Mit Schreiben vom 23.9.2003 und 27.10.2003 wies der Beklagte auf die Möglichkeit einer Verböserung hin. Er wolle als Entfernung zwischen Wohnung und Arbeitsstätte des Klägers statt 50 km nur noch 35 km anerkennen.

Mit Einspruchsentscheidungen vom 20.10.2006 erhöhte der Beklagte die Einkommensteuer 1999 auf 9.374,03 Euro und die Einkommensteuer 2000 auf 9.595,93 Euro. Im Übrigen wies er die Einsprüche als unbegründet zurück.

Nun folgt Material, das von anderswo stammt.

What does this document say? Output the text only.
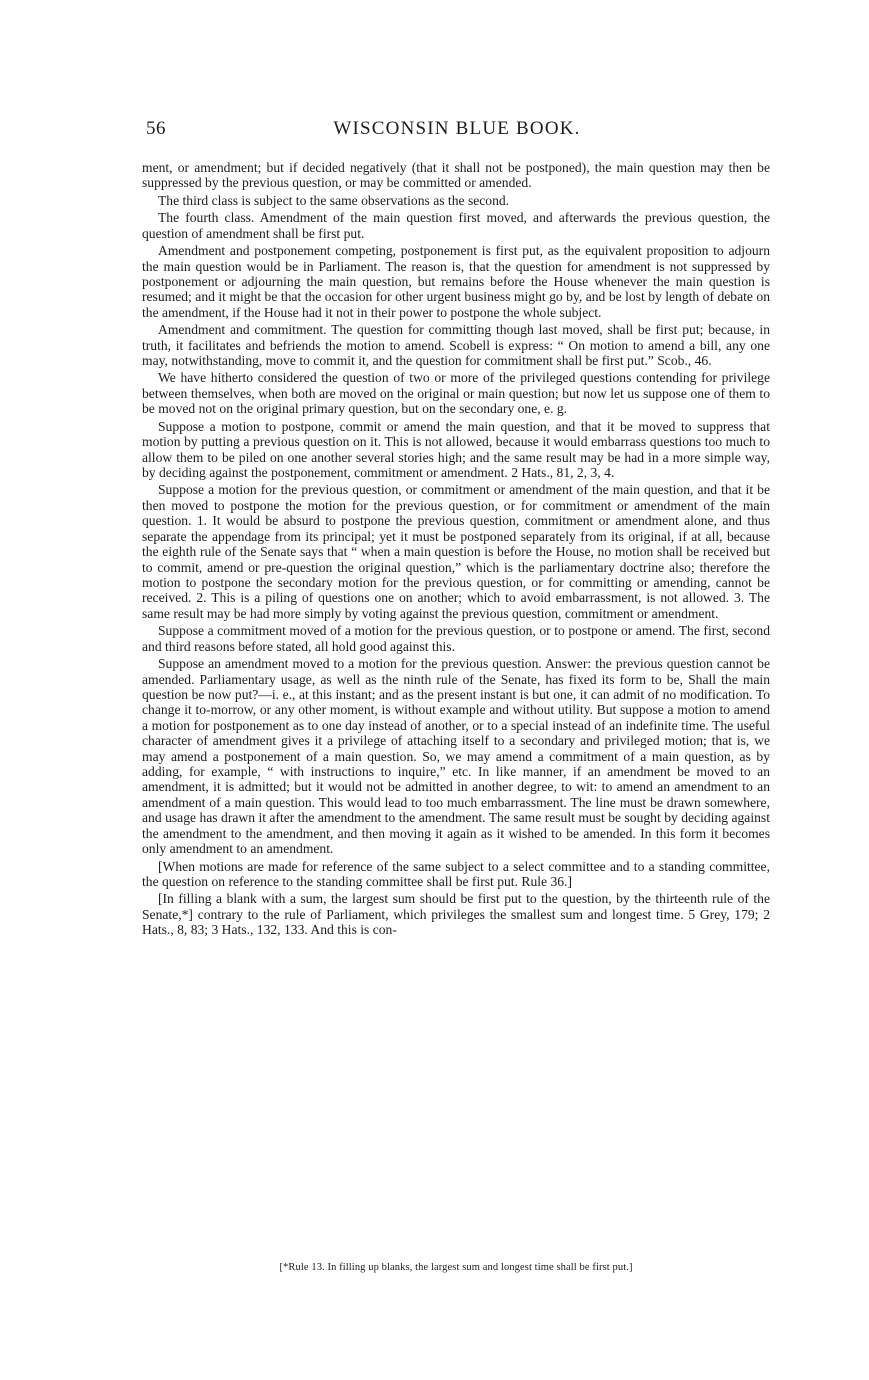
56	WISCONSIN BLUE BOOK.

ment, or amendment; but if decided negatively (that it shall not be postponed), the main question may then be suppressed by the previous question, or may be committed or amended.

The third class is subject to the same observations as the second.

The fourth class. Amendment of the main question first moved, and afterwards the previous question, the question of amendment shall be first put.

Amendment and postponement competing, postponement is first put, as the equivalent proposition to adjourn the main question would be in Parliament. The reason is, that the question for amendment is not suppressed by postponement or adjourning the main question, but remains before the House whenever the main question is resumed; and it might be that the occasion for other urgent business might go by, and be lost by length of debate on the amendment, if the House had it not in their power to postpone the whole subject.

Amendment and commitment. The question for committing though last moved, shall be first put; because, in truth, it facilitates and befriends the motion to amend. Scobell is express: “ On motion to amend a bill, any one may, notwithstanding, move to commit it, and the question for commitment shall be first put.” Scob., 46.

We have hitherto considered the question of two or more of the privileged questions contending for privilege between themselves, when both are moved on the original or main question; but now let us suppose one of them to be moved not on the original primary question, but on the secondary one, e. g.

Suppose a motion to postpone, commit or amend the main question, and that it be moved to suppress that motion by putting a previous question on it. This is not allowed, because it would embarrass questions too much to allow them to be piled on one another several stories high; and the same result may be had in a more simple way, by deciding against the postponement, commitment or amendment. 2 Hats., 81, 2, 3, 4.

Suppose a motion for the previous question, or commitment or amendment of the main question, and that it be then moved to postpone the motion for the previous question, or for commitment or amendment of the main question. 1. It would be absurd to postpone the previous question, commitment or amendment alone, and thus separate the appendage from its principal; yet it must be postponed separately from its original, if at all, because the eighth rule of the Senate says that “ when a main question is before the House, no motion shall be received but to commit, amend or pre-question the original question,” which is the parliamentary doctrine also; therefore the motion to postpone the secondary motion for the previous question, or for committing or amending, cannot be received. 2. This is a piling of questions one on another; which to avoid embarrassment, is not allowed. 3. The same result may be had more simply by voting against the previous question, commitment or amendment.

Suppose a commitment moved of a motion for the previous question, or to postpone or amend. The first, second and third reasons before stated, all hold good against this.

Suppose an amendment moved to a motion for the previous question. Answer: the previous question cannot be amended. Parliamentary usage, as well as the ninth rule of the Senate, has fixed its form to be, Shall the main question be now put?—i. e., at this instant; and as the present instant is but one, it can admit of no modification. To change it to-morrow, or any other moment, is without example and without utility. But suppose a motion to amend a motion for postponement as to one day instead of another, or to a special instead of an indefinite time. The useful character of amendment gives it a privilege of attaching itself to a secondary and privileged motion; that is, we may amend a postponement of a main question. So, we may amend a commitment of a main question, as by adding, for example, “ with instructions to inquire,” etc. In like manner, if an amendment be moved to an amendment, it is admitted; but it would not be admitted in another degree, to wit: to amend an amendment to an amendment of a main question. This would lead to too much embarrassment. The line must be drawn somewhere, and usage has drawn it after the amendment to the amendment. The same result must be sought by deciding against the amendment to the amendment, and then moving it again as it wished to be amended. In this form it becomes only amendment to an amendment.

[When motions are made for reference of the same subject to a select committee and to a standing committee, the question on reference to the standing committee shall be first put. Rule 36.]

[In filling a blank with a sum, the largest sum should be first put to the question, by the thirteenth rule of the Senate,*] contrary to the rule of Parliament, which privileges the smallest sum and longest time. 5 Grey, 179; 2 Hats., 8, 83; 3 Hats., 132, 133. And this is con-

[*Rule 13. In filling up blanks, the largest sum and longest time shall be first put.]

Mit Schreiben vom 15.11.2006, eingegangen beim Beklagten am 17.11.2006, wandten sich die Kläger mit einer Gegenvorstellung gegen die Einspruchsentscheide.

Mit Schreiben vom 20.11.2006, eingegangen beim Beklagten am 21.11.2006, haben die Kläger Klage erhoben. Sie schrieben, die Klageerhebung gelte "für den Fall", dass der Beklagte ihrer Gegenvorstellung nicht entsprechen wolle.

Während des Klageverfahrens erließ der Beklagte am 2.2.2007 Änderungsbescheide und setzte die Einkommensteuer 1999 auf 9.107,13 Euro und die Einkommensteuer 2000 auf 9.450,72 Euro fest. Die Festsetzung des Solidaritätszuschlages erfolgte gemäß § 165 Abs. 1 Satz 2 Nr. 3 AO vorläufig hinsichtlich der Verfassungsmäßigkeit des Solidaritätszuschlagsgesetzes 1995.

Die Kläger sind der Auffassung, dass der Beklagte zu Unrecht den Weg des Klägers zwischen seiner Wohnung in B und seiner Arbeitsstätte in 1 auf der Grundlage einer 35 km langen Route berechnet habe. Tatsächlich sei der Kläger in den Streitjahren wegen des Ausbaus der A 3 täglich eine andere, 50 km lange Strecke gefahren. Erst ab dem Jahr 2001 fahre er eine 35 km lange Strecke.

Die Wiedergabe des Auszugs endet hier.